The following table describes the types of datasets supported by the Dataset API:

Supported Dataset Types

Dataset Type	Description	Schema	Rules	Task Type	Status	File Types Supported	Are Metadata Fields Supported?	Sample File
`single-label-classification-finetune-input`	A file containing text and a single label (class) for each text	`text:string label:string`	You must include 40 valid train examples, with five examples per label.

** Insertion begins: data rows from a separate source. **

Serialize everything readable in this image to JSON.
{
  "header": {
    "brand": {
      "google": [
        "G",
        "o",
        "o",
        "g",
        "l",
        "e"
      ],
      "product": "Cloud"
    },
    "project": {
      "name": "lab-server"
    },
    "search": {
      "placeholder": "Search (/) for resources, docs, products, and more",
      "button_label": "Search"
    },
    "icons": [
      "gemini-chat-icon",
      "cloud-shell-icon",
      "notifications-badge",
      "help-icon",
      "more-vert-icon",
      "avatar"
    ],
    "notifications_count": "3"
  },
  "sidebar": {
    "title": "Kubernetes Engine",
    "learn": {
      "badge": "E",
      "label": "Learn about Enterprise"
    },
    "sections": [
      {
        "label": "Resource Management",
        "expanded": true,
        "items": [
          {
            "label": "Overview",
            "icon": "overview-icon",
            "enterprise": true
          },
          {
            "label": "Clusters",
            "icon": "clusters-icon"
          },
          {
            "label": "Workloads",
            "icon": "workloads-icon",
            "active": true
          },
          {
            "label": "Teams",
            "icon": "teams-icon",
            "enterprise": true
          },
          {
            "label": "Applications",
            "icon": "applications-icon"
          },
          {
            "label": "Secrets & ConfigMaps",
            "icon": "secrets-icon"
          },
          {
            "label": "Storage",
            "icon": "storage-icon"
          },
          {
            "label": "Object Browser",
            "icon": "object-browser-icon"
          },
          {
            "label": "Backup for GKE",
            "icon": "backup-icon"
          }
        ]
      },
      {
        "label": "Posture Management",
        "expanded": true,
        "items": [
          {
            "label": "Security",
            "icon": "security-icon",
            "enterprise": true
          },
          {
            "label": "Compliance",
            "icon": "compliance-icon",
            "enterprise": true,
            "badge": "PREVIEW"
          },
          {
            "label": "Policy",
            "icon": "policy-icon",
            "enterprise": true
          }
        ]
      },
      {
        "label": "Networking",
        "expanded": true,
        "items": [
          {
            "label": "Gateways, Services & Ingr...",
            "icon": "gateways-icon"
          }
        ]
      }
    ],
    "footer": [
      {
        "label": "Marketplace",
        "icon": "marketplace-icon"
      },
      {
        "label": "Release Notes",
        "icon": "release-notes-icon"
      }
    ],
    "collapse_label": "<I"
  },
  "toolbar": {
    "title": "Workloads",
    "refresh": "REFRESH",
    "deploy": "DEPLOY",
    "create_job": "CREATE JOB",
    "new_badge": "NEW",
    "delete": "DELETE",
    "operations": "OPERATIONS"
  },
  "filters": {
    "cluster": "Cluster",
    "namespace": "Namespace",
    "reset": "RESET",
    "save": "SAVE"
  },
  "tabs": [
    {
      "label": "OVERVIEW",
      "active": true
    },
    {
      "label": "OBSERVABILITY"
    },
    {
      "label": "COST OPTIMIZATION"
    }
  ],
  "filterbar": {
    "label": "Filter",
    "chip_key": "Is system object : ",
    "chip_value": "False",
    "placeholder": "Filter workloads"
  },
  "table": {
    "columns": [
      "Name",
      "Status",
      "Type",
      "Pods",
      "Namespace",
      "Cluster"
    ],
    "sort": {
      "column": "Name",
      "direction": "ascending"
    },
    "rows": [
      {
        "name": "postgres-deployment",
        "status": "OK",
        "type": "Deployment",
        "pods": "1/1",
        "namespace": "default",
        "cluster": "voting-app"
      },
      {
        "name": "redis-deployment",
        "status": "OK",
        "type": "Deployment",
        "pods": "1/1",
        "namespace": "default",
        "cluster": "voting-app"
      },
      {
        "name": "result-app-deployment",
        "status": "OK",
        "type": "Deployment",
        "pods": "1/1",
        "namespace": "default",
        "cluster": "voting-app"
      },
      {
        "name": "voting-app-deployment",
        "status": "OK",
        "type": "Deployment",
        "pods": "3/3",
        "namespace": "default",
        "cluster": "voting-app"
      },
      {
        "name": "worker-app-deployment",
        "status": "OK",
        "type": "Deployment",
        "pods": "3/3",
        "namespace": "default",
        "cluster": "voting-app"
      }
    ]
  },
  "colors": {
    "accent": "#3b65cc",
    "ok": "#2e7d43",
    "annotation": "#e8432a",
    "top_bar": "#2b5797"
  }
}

A label cannot be present in all examples There must be 24 valid evaluation examples.	Classification Fine-tuning	Supported	`csv` and `jsonl`	No	Art classification file
`multi-label-classification-finetune-input`	A file containing text and an array of label(s) (class) for each text	`text:string label:list[string]`	You must include 40 valid train examples, with five examples per label. A label cannot be present in all examples. There must be 24 valid evaluation examples.	Classification Fine-tuning	Supported	`jsonl`	No	n/a
`reranker-finetune-input`	A file containing queries and an array of passages relevant to the query. There must also be “hard negatives”, passages semantically similar but ultimately not relevant.	`query:string relevant_passages:list[string] hard_negatives:list[string]`	There must be 256 train examples and at least 64 evaluation examples. There must be at least one relevant passage, with no overlap between relevant passage and hard negatives.	Rerank Fine-tuning	Supported	`jsonl`	No	train_valid.json
`chat-finetune-input`	A file containing conversations	`messages: list[{role: string, content: string}]`	There must be two valid train examples and one valid evaluation example.	Chat Fine-tuning	In progress/not supported	`jsonl`	No	train_celestial_fox.json
`embed-input`	A file containing text to be embedded	`text:string`	None of the rows in the file can be empty.	Embed job	Supported	`csv` and `jsonl`	Yes	embed_jobs_sample_data.jsonl / embed_jobs_sample_data.csv

Downloading a dataset

Datasets can be fetched using its unique id. Note that the dataset name and id are different from each other; names can be duplicated, while ids cannot.

Here is an example code snippet showing how to fetch a dataset by its unique id.

PYTHON

1 # fetch the dataset by ID
2 my_dataset_response = co.datasets.get(id="<DATASET_ID>")
3 my_dataset = my_dataset_response.dataset
4 
5 # print each entry in the dataset
6 for record in my_dataset:
7     print(record)
8 
9 # save the dataset as jsonl
10 co.utils.save_dataset(
11     dataset=my_dataset, filepath="./path/to/new/file.jsonl"
12 )
13 # or save the dataset as csv
14 co.utils.save_dataset(
15     dataset=my_dataset, filepath="./path/to/new/file.csv"
16 )

Deleting a dataset

Datasets are automatically deleted after 30 days, but they can also be deleted manually. Here’s a code snippet showing how to do that:

PYTHON

1 co.datasets.delete(id="<DATASET_ID>")